The phonon confinement effect in two-dimensional nanocrystals of black phosphorus with anisotropic phonon dispersions

The RWL model for the phonon confinement effect in nanocrystals (NCs) had been found to result in deviations and limitations for crystals exhibiting obvious anisotropic phonon dispersions and modified models have been proposed to overcome these deficiencies. Here, we examine this issue in black phosphorus (BP), a typical anisotropic two-dimensional crystal exhibiting pronounced anisotropy in phonon dispersions. A detailed study is performed on the Raman spectra of BP NCs prepared by the ion implantation technique.

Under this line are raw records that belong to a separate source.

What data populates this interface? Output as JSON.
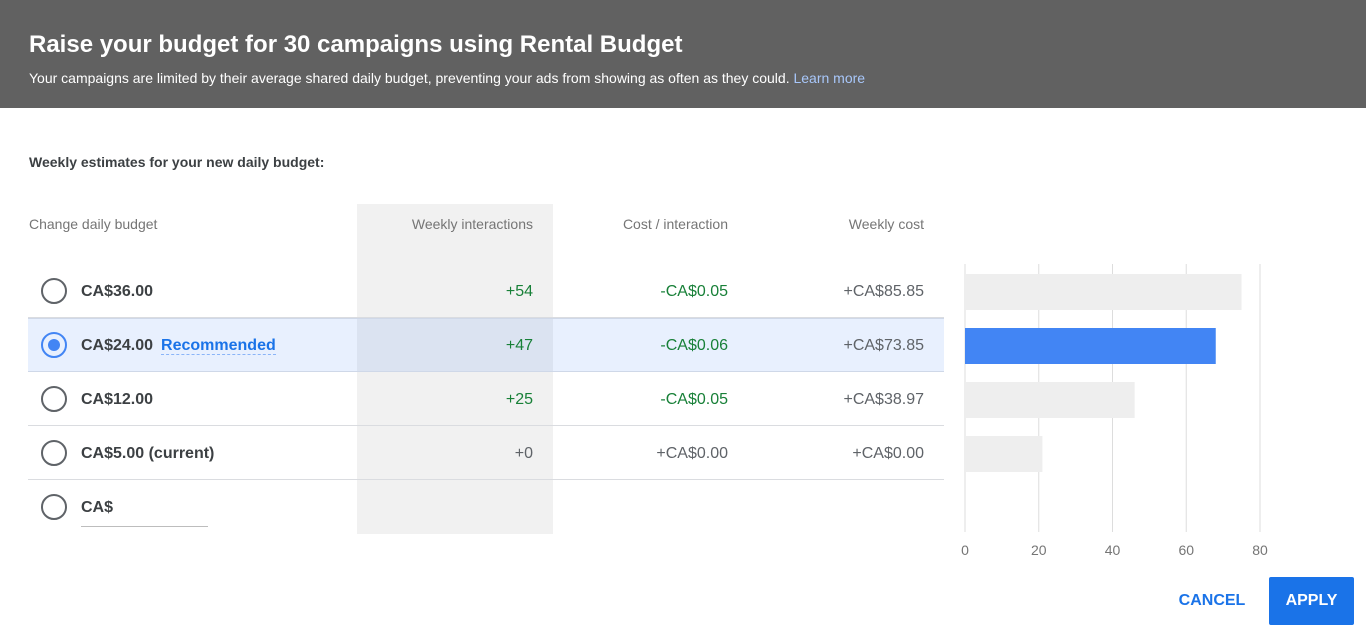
{
  "header": {
    "title": "Raise your budget for 30 campaigns using Rental Budget",
    "subtitle": "Your campaigns are limited by their average shared daily budget, preventing your ads from showing as often as they could.",
    "learn_more": "Learn more"
  },
  "section_title": "Weekly estimates for your new daily budget:",
  "columns": {
    "budget": "Change daily budget",
    "interactions": "Weekly interactions",
    "cost_per_interaction": "Cost / interaction",
    "weekly_cost": "Weekly cost"
  },
  "rows": [
    {
      "budget": "CA$36.00",
      "interactions": "+54",
      "cost_per_interaction": "-CA$0.05",
      "weekly_cost": "+CA$85.85",
      "selected": false
    },
    {
      "budget": "CA$24.00",
      "recommended": "Recommended",
      "interactions": "+47",
      "cost_per_interaction": "-CA$0.06",
      "weekly_cost": "+CA$73.85",
      "selected": true
    },
    {
      "budget": "CA$12.00",
      "interactions": "+25",
      "cost_per_interaction": "-CA$0.05",
      "weekly_cost": "+CA$38.97",
      "selected": false
    },
    {
      "budget": "CA$5.00 (current)",
      "interactions": "+0",
      "cost_per_interaction": "+CA$0.00",
      "weekly_cost": "+CA$0.00",
      "selected": false
    },
    {
      "budget": "CA$",
      "custom": true,
      "selected": false
    }
  ],
  "chart_data": {
    "type": "bar",
    "orientation": "horizontal",
    "categories": [
      "CA$36.00",
      "CA$24.00",
      "CA$12.00",
      "CA$5.00 (current)"
    ],
    "values": [
      75,
      68,
      46,
      21
    ],
    "xlim": [
      0,
      80
    ],
    "ticks": [
      "0",
      "20",
      "40",
      "60",
      "80"
    ],
    "highlight_index": 1,
    "colors": {
      "highlight": "#4285f4",
      "default": "#eeeeee",
      "grid": "#dddddd",
      "tick_label": "#757575"
    },
    "grid": true
  },
  "actions": {
    "cancel": "CANCEL",
    "apply": "APPLY"
  },
  "colors": {
    "header_bg": "#616161",
    "accent": "#1a73e8",
    "positive": "#188038"
  }
}
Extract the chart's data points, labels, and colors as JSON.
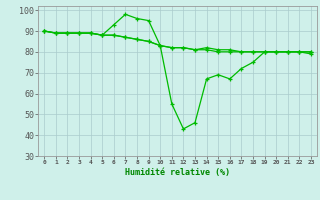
{
  "title": "",
  "xlabel": "Humidité relative (%)",
  "ylabel": "",
  "background_color": "#cff0ea",
  "grid_color": "#aacccc",
  "line_color": "#00bb00",
  "xlim": [
    -0.5,
    23.5
  ],
  "ylim": [
    30,
    102
  ],
  "yticks": [
    30,
    40,
    50,
    60,
    70,
    80,
    90,
    100
  ],
  "xticks": [
    0,
    1,
    2,
    3,
    4,
    5,
    6,
    7,
    8,
    9,
    10,
    11,
    12,
    13,
    14,
    15,
    16,
    17,
    18,
    19,
    20,
    21,
    22,
    23
  ],
  "xtick_labels": [
    "0",
    "1",
    "2",
    "3",
    "4",
    "5",
    "6",
    "7",
    "8",
    "9",
    "10",
    "11",
    "12",
    "13",
    "14",
    "15",
    "16",
    "17",
    "18",
    "19",
    "20",
    "21",
    "22",
    "23"
  ],
  "series": [
    [
      90,
      89,
      89,
      89,
      89,
      88,
      88,
      87,
      86,
      85,
      83,
      82,
      82,
      81,
      81,
      80,
      80,
      80,
      80,
      80,
      80,
      80,
      80,
      80
    ],
    [
      90,
      89,
      89,
      89,
      89,
      88,
      93,
      98,
      96,
      95,
      83,
      55,
      43,
      46,
      67,
      69,
      67,
      72,
      75,
      80,
      80,
      80,
      80,
      79
    ],
    [
      90,
      89,
      89,
      89,
      89,
      88,
      88,
      87,
      86,
      85,
      83,
      82,
      82,
      81,
      82,
      81,
      81,
      80,
      80,
      80,
      80,
      80,
      80,
      80
    ]
  ],
  "xlabel_fontsize": 6,
  "ytick_fontsize": 6,
  "xtick_fontsize": 4.5,
  "linewidth": 0.9,
  "markersize": 2.5
}
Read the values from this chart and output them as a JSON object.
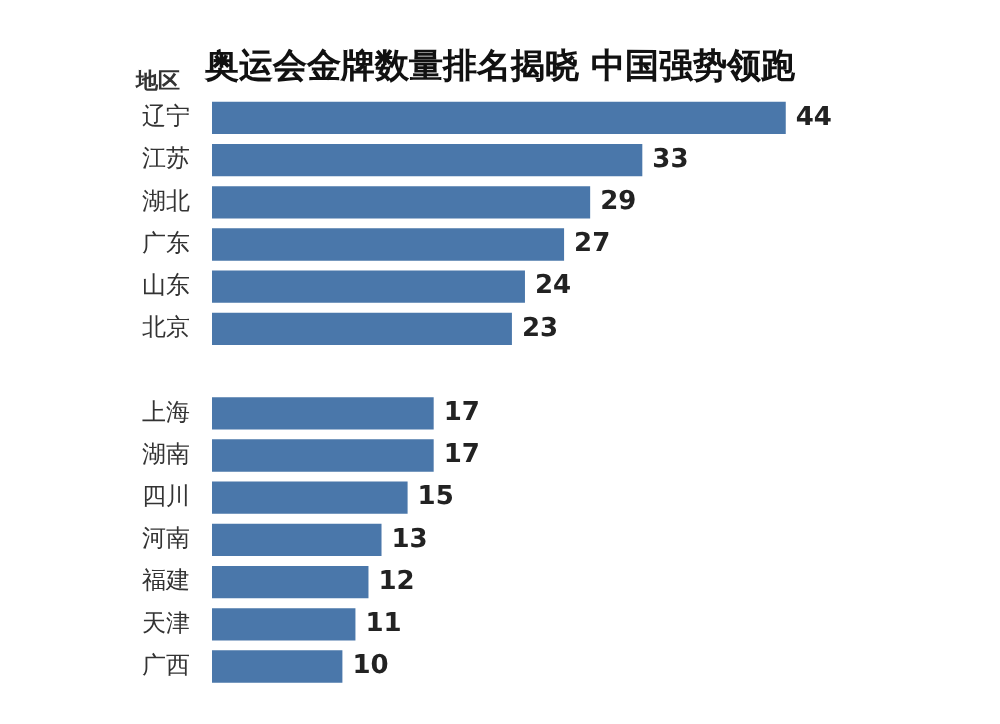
{
  "chart_data": {
    "type": "bar",
    "orientation": "horizontal",
    "title": "奥运会金牌数量排名揭晓 中国强势领跑",
    "ylabel": "地区",
    "categories": [
      "辽宁",
      "江苏",
      "湖北",
      "广东",
      "山东",
      "北京",
      null,
      "上海",
      "湖南",
      "四川",
      "河南",
      "福建",
      "天津",
      "广西"
    ],
    "values": [
      44,
      33,
      29,
      27,
      24,
      23,
      null,
      17,
      17,
      15,
      13,
      12,
      11,
      10
    ],
    "color": "#4a77aa",
    "data_labels": true,
    "legend": false
  }
}
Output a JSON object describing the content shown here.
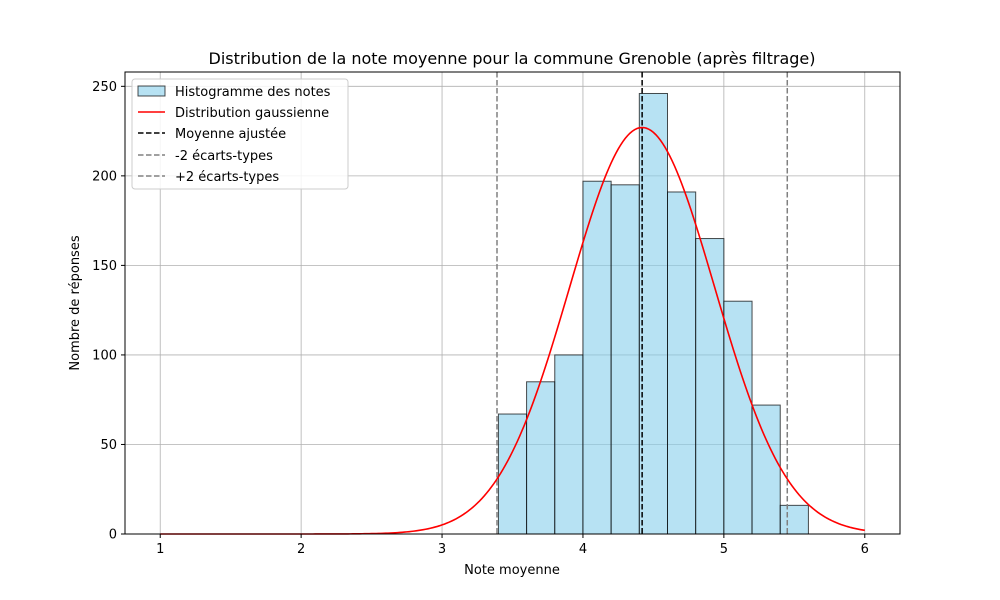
{
  "chart_data": {
    "type": "bar",
    "title": "Distribution de la note moyenne pour la commune Grenoble (après filtrage)",
    "xlabel": "Note moyenne",
    "ylabel": "Nombre de réponses",
    "xlim": [
      0.75,
      6.25
    ],
    "ylim": [
      0,
      258
    ],
    "xticks": [
      1,
      2,
      3,
      4,
      5,
      6
    ],
    "yticks": [
      0,
      50,
      100,
      150,
      200,
      250
    ],
    "grid": true,
    "legend_position": "top-left",
    "histogram": {
      "name": "Histogramme des notes",
      "bin_edges": [
        3.4,
        3.6,
        3.8,
        4.0,
        4.2,
        4.4,
        4.6,
        4.8,
        5.0,
        5.2,
        5.4,
        5.6
      ],
      "values": [
        67,
        85,
        100,
        197,
        195,
        246,
        191,
        165,
        130,
        72,
        16
      ],
      "fill": "#87ceeb",
      "edge": "#000000"
    },
    "gaussian": {
      "name": "Distribution gaussienne",
      "mean": 4.42,
      "std": 0.515,
      "peak": 227,
      "x_range": [
        1,
        6
      ],
      "color": "#ff0000"
    },
    "lines": [
      {
        "name": "Moyenne ajustée",
        "x": 4.42,
        "color": "#000000"
      },
      {
        "name": "-2 écarts-types",
        "x": 3.39,
        "color": "#808080"
      },
      {
        "name": "+2 écarts-types",
        "x": 5.45,
        "color": "#808080"
      }
    ]
  }
}
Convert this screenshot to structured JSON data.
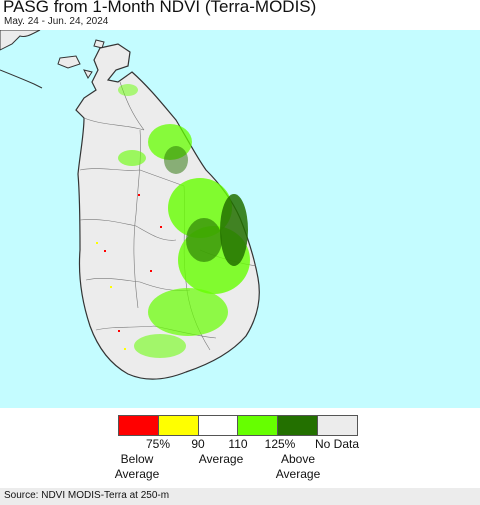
{
  "header": {
    "title": "PASG from 1-Month NDVI (Terra-MODIS)",
    "subtitle": "May. 24 - Jun. 24, 2024"
  },
  "map": {
    "ocean_color": "#c4fcff",
    "land_color": "#ececec",
    "border_color": "#333333"
  },
  "legend": {
    "colors": [
      "#ff0000",
      "#ffff00",
      "#ffffff",
      "#66ff00",
      "#237000",
      "#ececec"
    ],
    "ticks": [
      "75%",
      "90",
      "110",
      "125%",
      "No Data"
    ],
    "captions": {
      "below": [
        "Below",
        "Average"
      ],
      "average": "Average",
      "above": [
        "Above",
        "Average"
      ]
    }
  },
  "footer": {
    "source": "Source: NDVI MODIS-Terra at 250-m"
  }
}
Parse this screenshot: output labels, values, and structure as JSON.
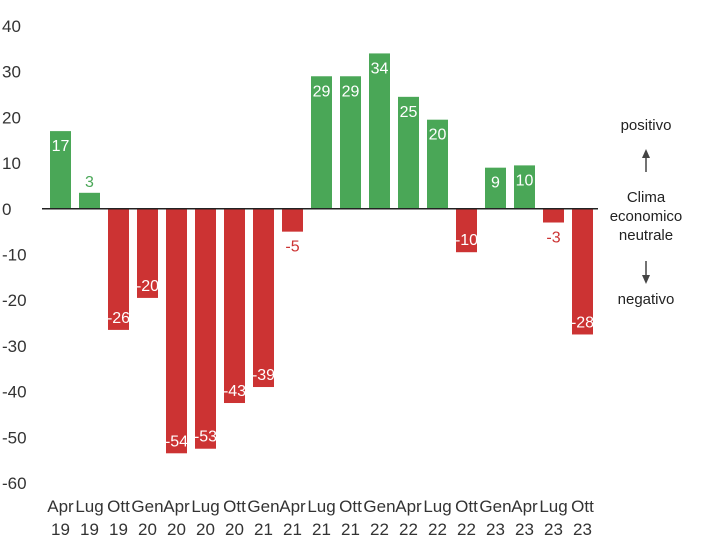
{
  "chart_data": {
    "type": "bar",
    "title": "",
    "xlabel": "",
    "ylabel": "",
    "ylim": [
      -60,
      40
    ],
    "yticks": [
      40,
      30,
      20,
      10,
      0,
      -10,
      -20,
      -30,
      -40,
      -50,
      -60
    ],
    "grid": false,
    "categories": [
      [
        "Apr",
        "19"
      ],
      [
        "Lug",
        "19"
      ],
      [
        "Ott",
        "19"
      ],
      [
        "Gen",
        "20"
      ],
      [
        "Apr",
        "20"
      ],
      [
        "Lug",
        "20"
      ],
      [
        "Ott",
        "20"
      ],
      [
        "Gen",
        "21"
      ],
      [
        "Apr",
        "21"
      ],
      [
        "Lug",
        "21"
      ],
      [
        "Ott",
        "21"
      ],
      [
        "Gen",
        "22"
      ],
      [
        "Apr",
        "22"
      ],
      [
        "Lug",
        "22"
      ],
      [
        "Ott",
        "22"
      ],
      [
        "Gen",
        "23"
      ],
      [
        "Apr",
        "23"
      ],
      [
        "Lug",
        "23"
      ],
      [
        "Ott",
        "23"
      ]
    ],
    "values": [
      17,
      3,
      -26,
      -20,
      -54,
      -53,
      -43,
      -39,
      -5,
      29,
      29,
      34,
      25,
      20,
      -10,
      9,
      10,
      -3,
      -28
    ],
    "bar_values": [
      17,
      3.5,
      -26.5,
      -19.5,
      -53.5,
      -52.5,
      -42.5,
      -39,
      -5,
      29,
      29,
      34,
      24.5,
      19.5,
      -9.5,
      9,
      9.5,
      -3,
      -27.5
    ],
    "colors": {
      "positive": "#4aa757",
      "negative": "#cc3333",
      "axis": "#222222"
    },
    "annotation": {
      "positive": "positivo",
      "neutral": [
        "Clima",
        "economico",
        "neutrale"
      ],
      "negative": "negativo"
    }
  }
}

With decreasing NC size, the peak positions of the three characteristic Raman modes, A(g)(1), B-2g and A(g)(2) modes, remain almost unchanged, while the A(g)(1) and A(g)(2) modes show significant asymmetrical broadening tails towards higher-and lower-frequency sides, respectively. It is found that the RWL model based on one-dimensional phonon dispersion along G-Y and G-X axes in the Brillouin zone (BZ) cannot interpret the unusual frequency invariance and inhomogeneous line shape broadening of these three modes. However, after considering the contribution of two-dimensional anisotropic phonon dispersions from the whole BZ, the frequency and asymmetrical broadening of the A(g)(1) and A(g)(2) modes can be well reproduced. This study demonstrates that the RWL model can be applicable for crystals with anisotropic phonon dispersions once the phonons in the whole two-dimensional or three-dimensional BZ are properly taken into account, and provides a physically sound route into understanding the phonon confinement effect for anisotropic systems.